At Batesburg Leesville High School, assistant principal Ross Kerry makes do with textbooks of varying quality.
“We have some in that aren’t in particularly good shape, but because of the budget situation, I’m just putting them back together, rather than trying to get new books,” he said. “As long as the insides are OK, I’m willing to fix up the outsides so that we can keep using them.”
Ironically, an hour down US Route 178, S.C. State University is being paid millions of dollars by the U.S. government to produce high school textbooks – millions of high school textbooks.
But unfortunately for Kerry and administrators at other schools around South Carolina, those textbooks are headed overseas, more than 8,000 miles away, to the African nation of Tanzania.
Last September it was announced that S.C. State had landed the largest grant award in the school’s history, $13 million from the federal government to develop and produce textbooks for students in Tanzania.
S.C. State will use the money over the next three years to produce 2.5 million secondary science and math textbooks and other learning materials for schools in Tanzania.
The grant marks the second phase of the U.S. Agency for International Development’s Textbooks and Learning Materials Program. The university was awarded $5.5 million for the first phase, in which it produced more than 1 million textbooks and learning materials for secondary students in Zanzibar, a semi-autonomous island nation off the coast of Tanzania, last year.
While there’s no doubt that other parts of the world suffer from a lack of educational materials, something seems amiss when U.S. tax dollars are being used to fund the production of textbooks at a state-funded institution for students 8,000 miles away when there are schools in our own state – which ranks 47th in the nation in SAT scores – that could use new materials.
“We’ve definitely got some books that are on the ragged side,” said Cliff Warren, principal of Colleton County High School, 55 miles south of S.C. State. “We’ve got books that should have been replaced several years ago.”
Officials with neither S.C. State University nor the U.S. Agency for International Development would talk to The Nerve for this story.
However, S.C. State administrators have been singing the program’s praises in media reports and press releases.

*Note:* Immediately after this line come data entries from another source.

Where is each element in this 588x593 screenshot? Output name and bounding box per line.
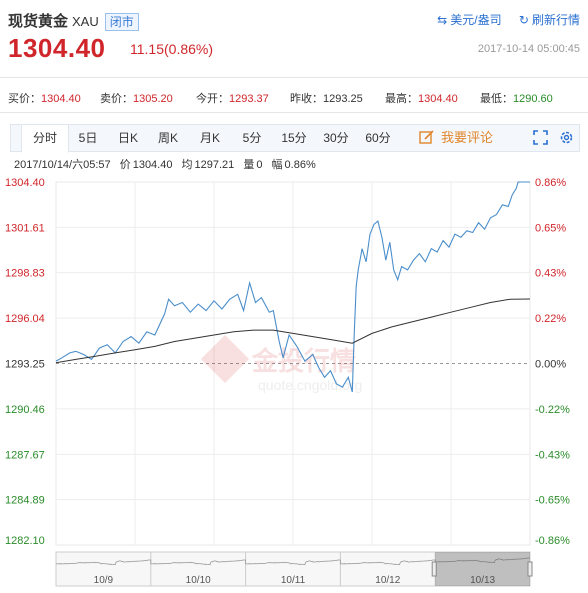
y-tick-label-left: 1293.25 bbox=[5, 359, 45, 371]
stat-value: 1293.25 bbox=[323, 93, 363, 105]
navigator-selection bbox=[435, 552, 530, 586]
market-status-badge: 闭市 bbox=[104, 13, 139, 31]
tab-5day[interactable]: 5日 bbox=[78, 131, 98, 145]
info-amp-label: 幅 bbox=[271, 159, 283, 171]
stats-row: 买价：1304.40 卖价：1305.20 今开：1293.37 昨收：1293… bbox=[8, 90, 580, 106]
fullscreen-icon[interactable] bbox=[533, 130, 548, 145]
tab-intraday[interactable]: 分时 bbox=[21, 124, 69, 153]
navigator-group: 10/9 10/10 10/11 10/12 10/13 bbox=[55, 551, 533, 587]
y-tick-label-left: 1298.83 bbox=[5, 268, 45, 280]
stat-low: 最低：1290.60 bbox=[480, 90, 553, 106]
average-line bbox=[55, 298, 531, 364]
navigator-day-label: 10/10 bbox=[186, 575, 211, 586]
refresh-label: 刷新行情 bbox=[531, 13, 580, 27]
price-line bbox=[55, 181, 530, 393]
intraday-chart[interactable]: 06:0010:0014:0018:0022:0002:0006:001304.… bbox=[0, 172, 588, 550]
y-tick-label-right: 0.22% bbox=[535, 313, 566, 325]
divider bbox=[0, 77, 588, 78]
tab-15min[interactable]: 15分 bbox=[281, 131, 307, 145]
quote-timestamp: 2017-10-14 05:00:45 bbox=[477, 43, 580, 55]
stat-label: 今开： bbox=[196, 93, 229, 105]
stat-label: 昨收： bbox=[290, 93, 323, 105]
header-links: ⇆ 美元/盎司 ↻ 刷新行情 bbox=[423, 11, 580, 28]
tab-60min[interactable]: 60分 bbox=[365, 131, 391, 145]
price-row: 1304.40 11.15(0.86%) 2017-10-14 05:00:45 bbox=[8, 33, 580, 67]
y-tick-label-left: 1282.10 bbox=[5, 535, 45, 547]
y-tick-label-left: 1290.46 bbox=[5, 404, 45, 416]
y-tick-label-right: 0.65% bbox=[535, 222, 566, 234]
info-price: 1304.40 bbox=[132, 159, 173, 171]
navigator-trend-line bbox=[56, 557, 530, 566]
y-tick-label-left: 1284.89 bbox=[5, 495, 45, 507]
navigator-day-label: 10/11 bbox=[281, 575, 306, 586]
tab-weekly-k[interactable]: 周K bbox=[157, 131, 178, 145]
navigator-day-label: 10/13 bbox=[470, 575, 495, 586]
refresh-link[interactable]: ↻ 刷新行情 bbox=[519, 13, 580, 27]
swap-icon: ⇆ bbox=[437, 13, 448, 27]
y-tick-label-right: -0.22% bbox=[535, 404, 570, 416]
navigator-day-label: 10/9 bbox=[94, 575, 114, 586]
tab-30min[interactable]: 30分 bbox=[323, 131, 349, 145]
settings-icon[interactable] bbox=[559, 130, 574, 145]
info-datetime: 2017/10/14/六05:57 bbox=[14, 159, 111, 171]
last-price: 1304.40 bbox=[8, 33, 106, 63]
header: 现货黄金 XAU 闭市 ⇆ 美元/盎司 ↻ 刷新行情 bbox=[8, 6, 580, 32]
watermark-logo-icon bbox=[200, 334, 250, 384]
y-tick-label-right: -0.65% bbox=[535, 495, 570, 507]
period-tabs: 分时 5日 日K 周K 月K 5分 15分 30分 60分 我要评论 bbox=[10, 124, 580, 153]
tab-5min[interactable]: 5分 bbox=[242, 131, 262, 145]
instrument-title: 现货黄金 XAU 闭市 bbox=[8, 10, 139, 31]
stat-high: 最高：1304.40 bbox=[385, 90, 458, 106]
tab-monthly-k[interactable]: 月K bbox=[199, 131, 220, 145]
unit-switch-link[interactable]: ⇆ 美元/盎司 bbox=[437, 13, 501, 27]
navigator-frame bbox=[55, 551, 531, 587]
stat-label: 最低： bbox=[480, 93, 513, 105]
stat-prev-close: 昨收：1293.25 bbox=[290, 90, 363, 106]
y-tick-label-left: 1304.40 bbox=[5, 177, 45, 189]
unit-switch-label: 美元/盎司 bbox=[450, 13, 502, 27]
navigator-handle-right bbox=[527, 561, 533, 577]
y-tick-label-right: -0.43% bbox=[535, 449, 570, 461]
y-tick-label-right: 0.00% bbox=[535, 359, 566, 371]
tab-daily-k[interactable]: 日K bbox=[117, 131, 138, 145]
navigator-handle-left bbox=[431, 561, 437, 577]
y-tick-label-right: 0.43% bbox=[535, 268, 566, 280]
info-avg: 1297.21 bbox=[194, 159, 235, 171]
watermark-text: 金投行情 bbox=[251, 346, 356, 377]
watermark-url: quote.cngold.org bbox=[258, 377, 362, 393]
stat-value: 1293.37 bbox=[229, 93, 269, 105]
edit-icon bbox=[419, 130, 434, 144]
stat-open: 今开：1293.37 bbox=[196, 90, 269, 106]
y-tick-label-left: 1296.04 bbox=[5, 313, 45, 325]
stat-bid: 买价：1304.40 bbox=[8, 90, 81, 106]
info-avg-label: 均 bbox=[181, 159, 193, 171]
time-navigator[interactable]: 10/9 10/10 10/11 10/12 10/13 bbox=[0, 548, 588, 590]
instrument-symbol: XAU bbox=[72, 14, 99, 29]
stat-value: 1304.40 bbox=[41, 93, 81, 105]
stat-label: 买价： bbox=[8, 93, 41, 105]
stat-label: 最高： bbox=[385, 93, 418, 105]
y-tick-label-right: -0.86% bbox=[535, 535, 570, 547]
comment-button[interactable]: 我要评论 bbox=[419, 125, 493, 151]
info-vol-label: 量 bbox=[243, 159, 255, 171]
refresh-icon: ↻ bbox=[518, 13, 529, 27]
price-change: 11.15(0.86%) bbox=[130, 41, 214, 57]
stat-value: 1304.40 bbox=[418, 93, 458, 105]
instrument-name: 现货黄金 bbox=[8, 13, 69, 30]
stat-value: 1290.60 bbox=[513, 93, 553, 105]
info-amp: 0.86% bbox=[284, 159, 316, 171]
comment-label: 我要评论 bbox=[441, 130, 494, 145]
navigator-day-label: 10/12 bbox=[375, 575, 400, 586]
stat-ask: 卖价：1305.20 bbox=[100, 90, 173, 106]
info-price-label: 价 bbox=[119, 159, 131, 171]
y-tick-label-right: 0.86% bbox=[535, 177, 566, 189]
info-vol: 0 bbox=[256, 159, 263, 171]
y-tick-label-left: 1301.61 bbox=[5, 222, 45, 234]
divider bbox=[0, 112, 588, 113]
y-tick-label-left: 1287.67 bbox=[5, 449, 45, 461]
stat-value: 1305.20 bbox=[133, 93, 173, 105]
stat-label: 卖价： bbox=[100, 93, 133, 105]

“For me, it was personal,” interim S.C. State Vice President Leonard McIntyre told The State. “I had always dreamed of making a contribution to the motherland.”
McIntyre led S.C. State’s efforts to participate in the program, which was created during the Clinton administration to get books and other learning materials to African nations.

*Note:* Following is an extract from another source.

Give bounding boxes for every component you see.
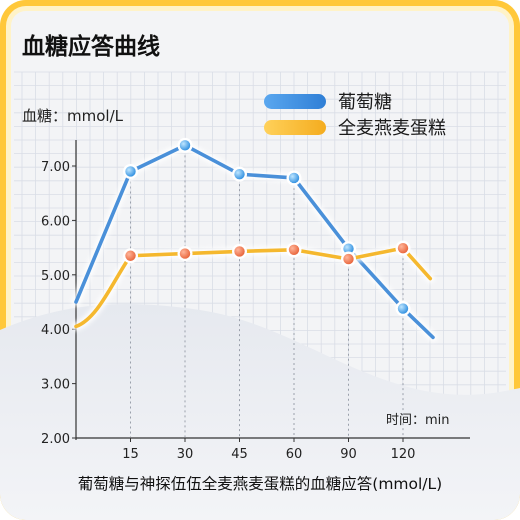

A glance at the performance of high schools in the Orangeburg area underscores how such a contribution could be used closer to home.
Not one of the high schools in the three different Orangeburg school districts managed to beat the average composite score for South Carolina public school seniors on the 2009 SAT, which was 1,445. At Hunter-Kinard-Tyler High School, the average composite score was 1,125 while at Orangeburg Wilkinson, one of the state’s largest high schools, the average was 1,261.
The closest any school in the Orangeburg area came to the national average of 1,493 was Lake Marion High School, which registered an average SAT composite score of 1,347 but had just 13 students take the test.